Masturbation shouldn’t be considered only a consolation prize for singles or for those whose partners aren’t present. Instead, it’s a method of relieving stress or anxiety, understanding and connecting to yourself, and appreciating your body. Discovering, embodying, and fostering your sexual relationships with yourself is the ultimate form of self-love.
Here is intersectional feminist and sex coach Cara Kovacs‘ expert advice to start developing a healthy and fulfilling sexual relationship with yourself through mindful masturbation.
Step one: let loose
When we are young children, we relate naturally to our bodies. Over time, society teaches us to associate shame or trauma with our genitals. For instance, we are taught to call penises and vaginas by other names such as “private parts.” We need to shed this shame and relearn to appreciate our bodies with a sense of childlike wonder.
Cultivating tantric pleasure of the self means to be fully embodied in your sexual truth, which, in the beginning, may bring up feelings of embarrassment—but remember, this embarrassment stems from indoctrinated societal shame. Kovacs suggests considering this saying: “If you want to be friends with someone, treat them like you are already friends.” The spirit behind this statement can be applied to self-pleasure. Try to begin the process as though it is something you are already comfortable with. Start slow with something that you know makes you feel good, like a self-massage, or form a ritual environment with candles and sensual music to get yourself in the mood. As long as it feels like a celebration of the self, it’s a good place to start.

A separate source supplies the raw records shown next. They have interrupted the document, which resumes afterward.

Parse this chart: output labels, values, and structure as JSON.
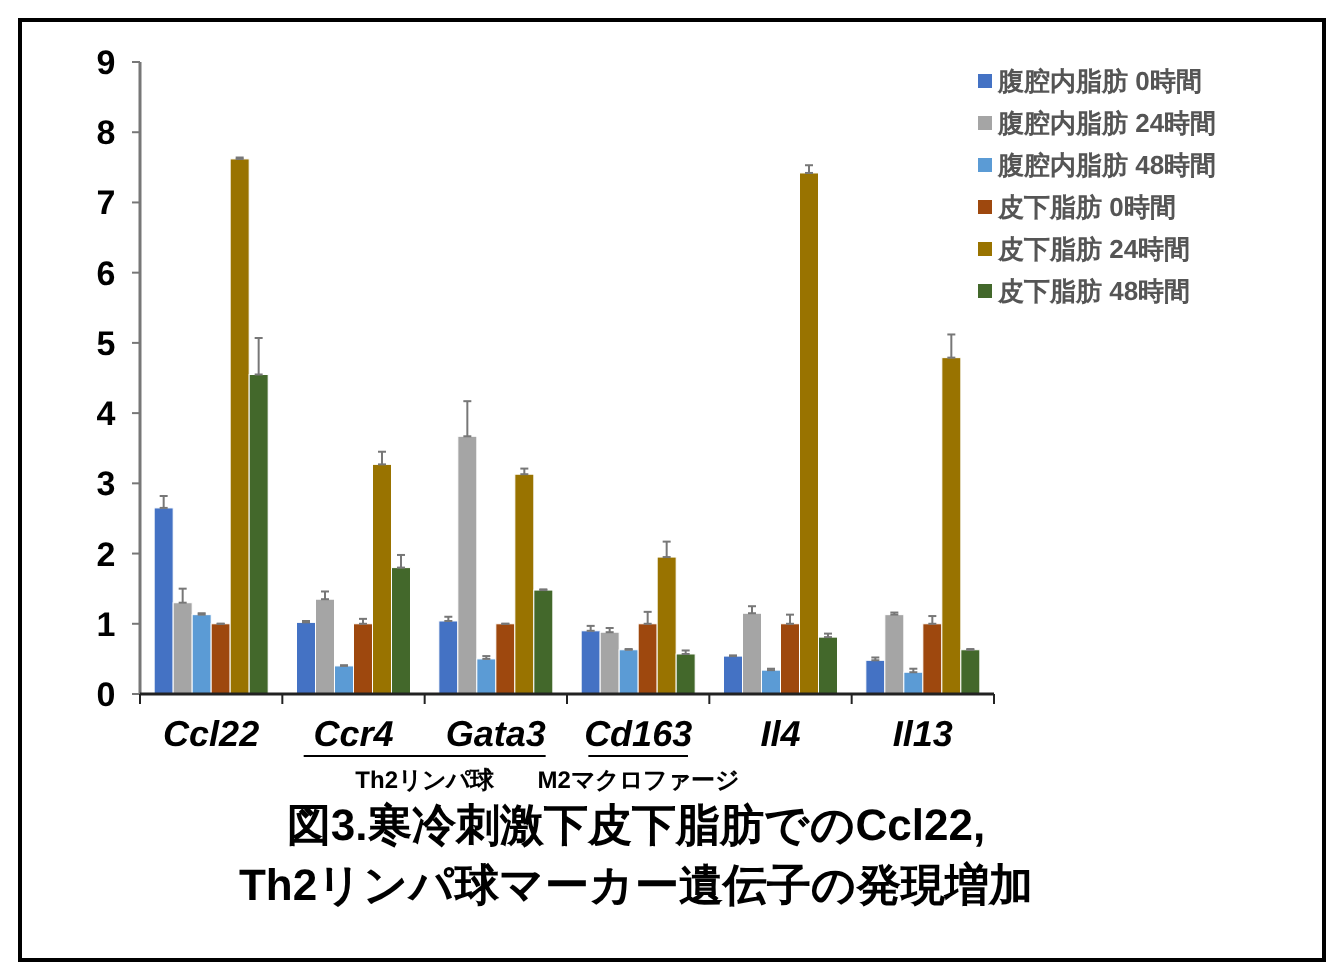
{
  "chart_data": {
    "type": "bar",
    "title": "図3.寒冷刺激下皮下脂肪でのCcl22,\nTh2リンパ球マーカー遺伝子の発現増加",
    "categories": [
      "Ccl22",
      "Ccr4",
      "Gata3",
      "Cd163",
      "Il4",
      "Il13"
    ],
    "annotations": [
      "Th2リンパ球",
      "M2マクロファージ"
    ],
    "ylim": [
      0,
      9
    ],
    "yticks": [
      0,
      1,
      2,
      3,
      4,
      5,
      6,
      7,
      8,
      9
    ],
    "grid": false,
    "legend": "top right",
    "series": [
      {
        "name": "腹腔内脂肪 0時間",
        "color": "#4472c4",
        "values": [
          2.65,
          1.02,
          1.04,
          0.9,
          0.54,
          0.48
        ],
        "errors": [
          [
            2.65,
            2.82
          ],
          [
            1.02,
            1.04
          ],
          [
            1.04,
            1.1
          ],
          [
            0.9,
            0.97
          ],
          [
            0.54,
            0.55
          ],
          [
            0.48,
            0.52
          ]
        ]
      },
      {
        "name": "腹腔内脂肪 24時間",
        "color": "#a5a5a5",
        "values": [
          1.3,
          1.35,
          3.67,
          0.88,
          1.15,
          1.13
        ],
        "errors": [
          [
            1.3,
            1.5
          ],
          [
            1.35,
            1.46
          ],
          [
            3.67,
            4.17
          ],
          [
            0.88,
            0.94
          ],
          [
            1.15,
            1.25
          ],
          [
            1.13,
            1.16
          ]
        ]
      },
      {
        "name": "腹腔内脂肪 48時間",
        "color": "#5b9bd5",
        "values": [
          1.13,
          0.4,
          0.5,
          0.63,
          0.34,
          0.31
        ],
        "errors": [
          [
            1.13,
            1.15
          ],
          [
            0.4,
            0.41
          ],
          [
            0.5,
            0.54
          ],
          [
            0.63,
            0.64
          ],
          [
            0.34,
            0.36
          ],
          [
            0.31,
            0.36
          ]
        ]
      },
      {
        "name": "皮下脂肪 0時間",
        "color": "#9e480e",
        "values": [
          1.0,
          1.0,
          1.0,
          1.0,
          1.0,
          1.0
        ],
        "errors": [
          [
            1.0,
            1.0
          ],
          [
            1.0,
            1.07
          ],
          [
            1.0,
            1.0
          ],
          [
            1.0,
            1.17
          ],
          [
            1.0,
            1.13
          ],
          [
            1.0,
            1.11
          ]
        ]
      },
      {
        "name": "皮下脂肪 24時間",
        "color": "#997300",
        "values": [
          7.62,
          3.27,
          3.13,
          1.95,
          7.42,
          4.79
        ],
        "errors": [
          [
            7.62,
            7.64
          ],
          [
            3.27,
            3.45
          ],
          [
            3.13,
            3.21
          ],
          [
            1.95,
            2.17
          ],
          [
            7.42,
            7.53
          ],
          [
            4.79,
            5.12
          ]
        ]
      },
      {
        "name": "皮下脂肪 48時間",
        "color": "#43682b",
        "values": [
          4.55,
          1.8,
          1.48,
          0.57,
          0.81,
          0.63
        ],
        "errors": [
          [
            4.55,
            5.07
          ],
          [
            1.8,
            1.98
          ],
          [
            1.48,
            1.49
          ],
          [
            0.57,
            0.62
          ],
          [
            0.81,
            0.86
          ],
          [
            0.63,
            0.64
          ]
        ]
      }
    ]
  }
}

Exploring and discovering what turns you on in a positive and playful way will also help you communicate your desires later to your chosen partner.

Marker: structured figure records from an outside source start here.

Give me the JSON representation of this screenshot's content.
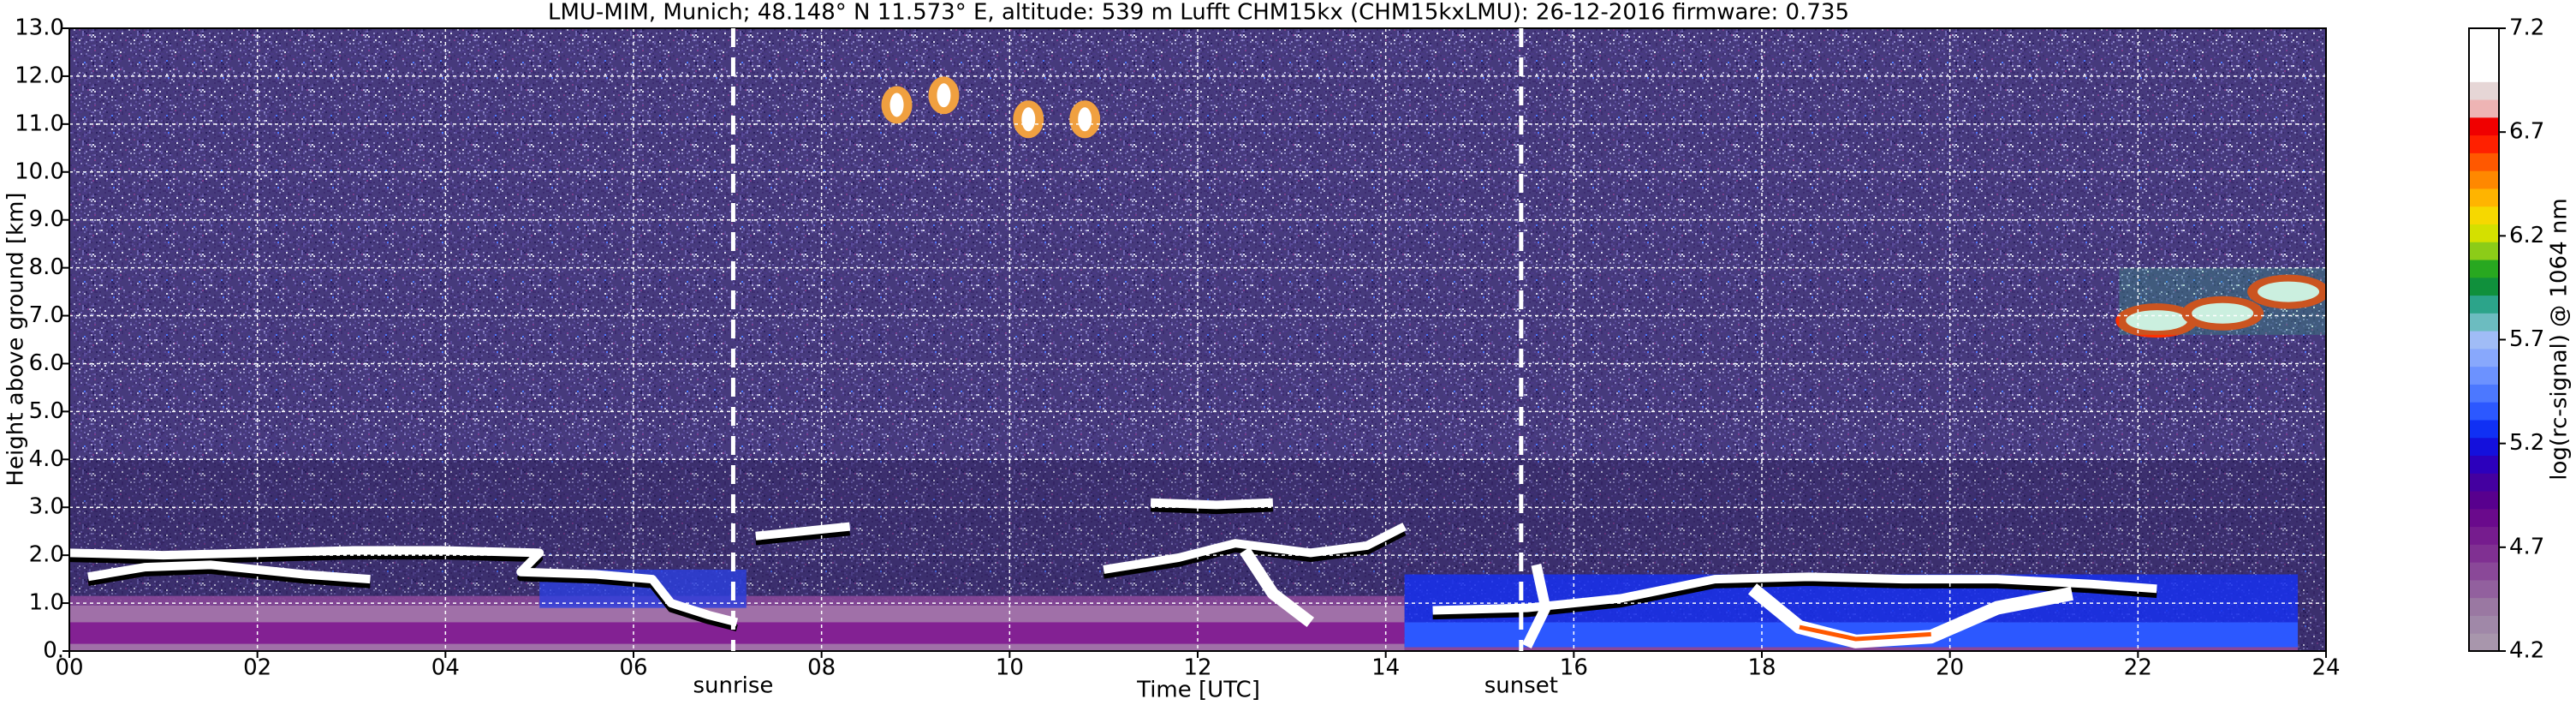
{
  "chart_data": {
    "type": "heatmap",
    "title": "LMU-MIM, Munich; 48.148° N 11.573° E, altitude: 539 m    Lufft CHM15kx (CHM15kxLMU): 26-12-2016    firmware: 0.735",
    "x_label": "Time [UTC]",
    "y_label": "Height above ground [km]",
    "xlim": [
      0,
      24
    ],
    "xticks": [
      {
        "value": 0,
        "label": "00"
      },
      {
        "value": 2,
        "label": "02"
      },
      {
        "value": 4,
        "label": "04"
      },
      {
        "value": 6,
        "label": "06"
      },
      {
        "value": 8,
        "label": "08"
      },
      10,
      12,
      14,
      16,
      18,
      20,
      22,
      24
    ],
    "ylim": [
      0,
      13
    ],
    "yticks": [
      {
        "value": 0,
        "label": "0."
      },
      {
        "value": 1,
        "label": "1.0"
      },
      {
        "value": 2,
        "label": "2.0"
      },
      {
        "value": 3,
        "label": "3.0"
      },
      {
        "value": 4,
        "label": "4.0"
      },
      {
        "value": 5,
        "label": "5.0"
      },
      {
        "value": 6,
        "label": "6.0"
      },
      {
        "value": 7,
        "label": "7.0"
      },
      {
        "value": 8,
        "label": "8.0"
      },
      {
        "value": 9,
        "label": "9.0"
      },
      {
        "value": 10,
        "label": "10.0"
      },
      {
        "value": 11,
        "label": "11.0"
      },
      {
        "value": 12,
        "label": "12.0"
      },
      {
        "value": 13,
        "label": "13.0"
      }
    ],
    "grid": true,
    "markers": [
      {
        "x": 7.06,
        "label": "sunrise"
      },
      {
        "x": 15.44,
        "label": "sunset"
      }
    ],
    "colorbar": {
      "label": "log(rc-signal) @ 1064 nm",
      "lim": [
        4.2,
        7.2
      ],
      "ticks": [
        4.2,
        4.7,
        5.2,
        5.7,
        6.2,
        6.7,
        7.2
      ],
      "colors": [
        "#a896ac",
        "#a088a8",
        "#9a78a2",
        "#92609e",
        "#8a4898",
        "#803092",
        "#761c8e",
        "#6a0a8c",
        "#58008e",
        "#4400a0",
        "#2c00bc",
        "#1410dc",
        "#1030f4",
        "#2c58ff",
        "#4c78ff",
        "#6c92ff",
        "#88a8fc",
        "#a0bcf6",
        "#6cbcc0",
        "#2ca48a",
        "#10903c",
        "#28a820",
        "#8ccc18",
        "#d4e000",
        "#f6d800",
        "#ffb400",
        "#ff8800",
        "#ff5800",
        "#ff2000",
        "#f00000",
        "#eeb4b4",
        "#e6d6d6",
        "#ffffff",
        "#ffffff",
        "#ffffff"
      ]
    }
  }
}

Step two: give attention to your wholeness
The act of masturbation is often focused solely on the genitals, which can make the orgasm feel like a localized, conditioned response that only pertains to one part of the body. However, during conscious sexual practice, orgasms don’t have to be constrained to only one part of the body, but can be experienced in multiple parts or through the entire body.
See what it feels like to touch your body in the same way you would touch your lover. Listen to your intuition and give love to the spaces that are asking for it. Think of the difference you feel when a partner pleases you because they truly want to and are experiencing mutual pleasure through serving you versus when a partner is doing something out of obligation. Try to apply this outlook to yourself. If it’s difficult to get yourself into this mindset, remind yourself of these universal teachings of Tantra:
- Pleasure is your birthright
- Your very existence is a miracle through which you are capable to create orgasm from self love
Step three: pay homage to the self
Often when masturbating, people imagine their current crush, favorite celebrity, experiences with past lovers, or watch porn. In your mindful masturbation practice, consider instead not thinking of any of these stimuli and just focus on you pleasuring you.
Kovacs says to ask yourself, “Must I imagine the presence of another soul for this to be a sexually satisfying experience?” If you think that you do, then revisit steps one and two until the concept doesn’t seem so outlandish. The first time Kovacs was able to honor the self in masturbatory practice, she took the advice of a friend who told her that “she self-pleasured with crystals, while imagining herself lying on a giant log in the Amazon covered in rain, orgasming with the culmination of the jungle.”
The most striking aspect of the fantasy to Kovacs was that there was no one else present in it. So, try to remember that you deserve to hear and feel what you wish a partner to tell and do for you. Tell yourself that you love yourself, that you’re amazing and that your body is divine.
“When you pay total homage to the capability of your body to connect to the affirming force of pleasure, you create a conscious container of self respect,” Kovacs says. “You give yourself the affirmation you no longer need to seek to receive.”